30 May 2012, 04:41 am
@JohnPaul(JohnPaul)-120:
England, last years beaten finalist, will be the team to beat I think at U-20 comp, with 13 of their squad returning for this years tournament.
30 May 2012, 04:45 am
@JohnPaul(JohnPaul)-120:
Carefull you dont blow yourself off like a good keewee now………….
30 May 2012, 04:57 am
Whoa looks like there’s a lot of scared Bok fans on here blowing smoke up the Poms nought! If we cannot beat a young and inexperienced England team then we are staring the wooden spoon in 4N this year because the ABs and Aus are going to be ferocious this year and the Argies are going to be playing out of their skins in their first year of the ‘Rugby Championship’. A 2-1 return from this series is a minimum for Meyer if he is to have any hope of posting a decent showing down under against the newly crowned World Champs. The ABs will be upping their game according to their new tag and as per usual the depth of their squad is massive. The Boks are in for a bloody tough year.

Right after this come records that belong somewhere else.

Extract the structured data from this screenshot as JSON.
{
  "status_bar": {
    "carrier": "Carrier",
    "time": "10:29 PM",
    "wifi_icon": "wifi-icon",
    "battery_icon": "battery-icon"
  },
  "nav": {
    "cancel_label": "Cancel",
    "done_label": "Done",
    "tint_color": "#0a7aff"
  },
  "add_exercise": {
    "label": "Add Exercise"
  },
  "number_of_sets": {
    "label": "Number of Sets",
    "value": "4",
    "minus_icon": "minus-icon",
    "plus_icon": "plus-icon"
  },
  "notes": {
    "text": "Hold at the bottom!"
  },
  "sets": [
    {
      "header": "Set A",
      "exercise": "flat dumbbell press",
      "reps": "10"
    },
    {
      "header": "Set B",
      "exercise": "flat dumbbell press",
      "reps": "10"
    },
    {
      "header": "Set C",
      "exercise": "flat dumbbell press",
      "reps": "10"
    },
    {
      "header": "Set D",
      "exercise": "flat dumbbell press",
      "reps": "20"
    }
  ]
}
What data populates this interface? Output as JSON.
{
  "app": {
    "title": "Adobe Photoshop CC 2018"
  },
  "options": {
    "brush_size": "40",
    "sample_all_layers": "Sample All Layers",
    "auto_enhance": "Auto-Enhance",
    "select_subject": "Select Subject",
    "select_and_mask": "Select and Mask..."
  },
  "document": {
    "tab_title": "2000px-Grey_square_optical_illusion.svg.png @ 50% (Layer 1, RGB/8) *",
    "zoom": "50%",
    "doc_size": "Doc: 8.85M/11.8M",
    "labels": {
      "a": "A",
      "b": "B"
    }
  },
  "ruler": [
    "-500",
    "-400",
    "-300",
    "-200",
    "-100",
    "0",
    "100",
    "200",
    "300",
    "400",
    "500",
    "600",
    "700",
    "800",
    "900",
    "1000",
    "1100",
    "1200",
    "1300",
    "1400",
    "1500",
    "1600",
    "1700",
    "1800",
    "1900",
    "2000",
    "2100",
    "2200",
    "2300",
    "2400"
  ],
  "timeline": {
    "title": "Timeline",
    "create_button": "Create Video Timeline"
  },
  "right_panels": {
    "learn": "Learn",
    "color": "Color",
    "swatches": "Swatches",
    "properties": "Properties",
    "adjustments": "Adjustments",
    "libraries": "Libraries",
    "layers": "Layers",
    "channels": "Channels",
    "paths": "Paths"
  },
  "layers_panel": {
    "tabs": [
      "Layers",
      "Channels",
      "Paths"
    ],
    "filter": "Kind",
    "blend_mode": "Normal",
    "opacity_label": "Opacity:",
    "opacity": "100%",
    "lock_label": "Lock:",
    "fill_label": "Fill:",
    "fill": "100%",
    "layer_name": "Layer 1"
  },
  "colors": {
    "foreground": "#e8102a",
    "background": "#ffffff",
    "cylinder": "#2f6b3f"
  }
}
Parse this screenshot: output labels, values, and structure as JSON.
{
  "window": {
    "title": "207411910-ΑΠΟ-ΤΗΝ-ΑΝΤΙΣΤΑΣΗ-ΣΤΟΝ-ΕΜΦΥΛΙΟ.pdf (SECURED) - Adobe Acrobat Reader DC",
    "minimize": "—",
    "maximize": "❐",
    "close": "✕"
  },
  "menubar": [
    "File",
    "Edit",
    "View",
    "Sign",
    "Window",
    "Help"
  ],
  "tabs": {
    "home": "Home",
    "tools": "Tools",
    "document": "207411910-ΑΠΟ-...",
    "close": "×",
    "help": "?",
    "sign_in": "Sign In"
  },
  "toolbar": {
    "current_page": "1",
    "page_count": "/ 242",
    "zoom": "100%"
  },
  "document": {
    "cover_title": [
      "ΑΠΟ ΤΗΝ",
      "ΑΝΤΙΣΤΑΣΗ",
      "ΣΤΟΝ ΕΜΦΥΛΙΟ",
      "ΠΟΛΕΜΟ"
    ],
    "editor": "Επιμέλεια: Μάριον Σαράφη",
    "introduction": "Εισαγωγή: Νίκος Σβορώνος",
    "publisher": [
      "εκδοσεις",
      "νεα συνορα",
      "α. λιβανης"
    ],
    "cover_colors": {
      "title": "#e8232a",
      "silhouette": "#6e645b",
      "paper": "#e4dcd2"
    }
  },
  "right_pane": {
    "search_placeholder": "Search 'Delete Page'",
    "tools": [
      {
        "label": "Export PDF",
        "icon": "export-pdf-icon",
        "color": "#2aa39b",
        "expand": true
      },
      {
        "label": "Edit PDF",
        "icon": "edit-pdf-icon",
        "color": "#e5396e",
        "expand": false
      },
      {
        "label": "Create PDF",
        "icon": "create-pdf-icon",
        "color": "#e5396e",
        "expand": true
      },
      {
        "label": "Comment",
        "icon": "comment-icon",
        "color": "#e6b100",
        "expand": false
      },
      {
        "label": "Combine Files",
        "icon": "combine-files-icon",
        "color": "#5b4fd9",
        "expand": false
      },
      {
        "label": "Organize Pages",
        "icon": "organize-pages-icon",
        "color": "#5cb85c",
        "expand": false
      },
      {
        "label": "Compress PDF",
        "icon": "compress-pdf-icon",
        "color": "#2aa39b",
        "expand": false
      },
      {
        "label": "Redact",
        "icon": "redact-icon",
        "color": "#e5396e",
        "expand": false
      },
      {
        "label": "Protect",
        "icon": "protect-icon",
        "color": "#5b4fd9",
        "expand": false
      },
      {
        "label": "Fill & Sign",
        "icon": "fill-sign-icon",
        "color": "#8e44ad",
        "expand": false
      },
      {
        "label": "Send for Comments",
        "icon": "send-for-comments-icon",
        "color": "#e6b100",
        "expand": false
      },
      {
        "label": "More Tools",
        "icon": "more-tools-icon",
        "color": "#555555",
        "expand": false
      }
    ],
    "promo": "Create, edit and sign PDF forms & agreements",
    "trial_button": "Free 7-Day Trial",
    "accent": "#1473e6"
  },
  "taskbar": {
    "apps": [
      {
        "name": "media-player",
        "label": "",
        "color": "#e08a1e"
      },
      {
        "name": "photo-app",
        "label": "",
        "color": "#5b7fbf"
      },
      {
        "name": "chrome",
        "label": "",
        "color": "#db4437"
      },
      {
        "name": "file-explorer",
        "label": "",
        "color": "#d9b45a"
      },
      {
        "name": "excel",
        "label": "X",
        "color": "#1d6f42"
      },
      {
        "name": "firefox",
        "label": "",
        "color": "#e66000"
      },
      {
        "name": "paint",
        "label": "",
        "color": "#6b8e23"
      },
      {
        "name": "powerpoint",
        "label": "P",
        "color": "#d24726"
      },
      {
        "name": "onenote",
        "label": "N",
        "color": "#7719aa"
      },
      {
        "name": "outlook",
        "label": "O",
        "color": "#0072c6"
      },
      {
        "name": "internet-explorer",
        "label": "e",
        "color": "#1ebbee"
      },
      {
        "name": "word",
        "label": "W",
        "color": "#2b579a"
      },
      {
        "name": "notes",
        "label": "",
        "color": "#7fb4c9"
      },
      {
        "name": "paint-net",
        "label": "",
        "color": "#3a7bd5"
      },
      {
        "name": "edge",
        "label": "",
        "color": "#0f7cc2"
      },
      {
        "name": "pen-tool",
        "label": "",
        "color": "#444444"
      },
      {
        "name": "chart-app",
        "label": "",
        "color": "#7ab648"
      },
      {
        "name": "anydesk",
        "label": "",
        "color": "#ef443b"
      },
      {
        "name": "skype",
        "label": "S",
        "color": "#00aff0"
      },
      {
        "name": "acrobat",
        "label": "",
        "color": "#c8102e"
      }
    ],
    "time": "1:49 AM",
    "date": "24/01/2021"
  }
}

This ridiculously long S15 is going to obliterate a lot of momentum if we lose key players prior to the 4N.
30 May 2012, 05:16 am
@Sydney Shark(JayDaFiveOh)-123:
Yeah not getting the lack of respect from some regarding the quality of the England squad, or is it the blind faith they have in the Bok and their untested coach. England v Bok is not a foregone conclusion, but would be very surprised if England snaffle a test.
30 May 2012, 05:22 am
@Te Rangatira(Te Rangatira)-124:
The Poms have a worse away record than the Bokke, if they don’t take them 3 nil its a disaster.
30 May 2012, 05:32 am
@whatever(whatever)-118:
skoppelos?
30 May 2012, 05:38 am
@Sydney Shark(JayDaFiveOh)-123:
New coach with a week of preparation, there are a lot of uncertainties is all it is.
30 May 2012, 05:43 am
@Slartibartfast(Slartibartfast)-127:
Whats with this one week preparation excuse, sounds like poor management to me.
30 May 2012, 06:44 am
@Kleuter(Kleuter)-116:
Yup, just above NZ and Oz
30 May 2012, 11:44 am
Very nice article. Well done Keo.
31 May 2012, 04:58 am
@Te Rangatira(Te Rangatira)-128: It’s called the Super 15 mate! Thanks to John O’Neil and his money-grabbing cronies, international tests now take a backseat! The Kiwis can’t even fill a stadium yet more games are required in Aus/NZ. Might even part of a conspiracy to fck up the Boks season along with the brain dead idea of Saru to schedule an England test in early June giving SA just a week to prepare.
If the money grabbing self-serving hacks of Sanzar had any brains they would allow all SH countries 4 weeks to prepare for June internationals. So an 8 week break in between the S15 and the June internationals should be permitted. This having a week to prepare kak is leading us on a hiding to nowhere!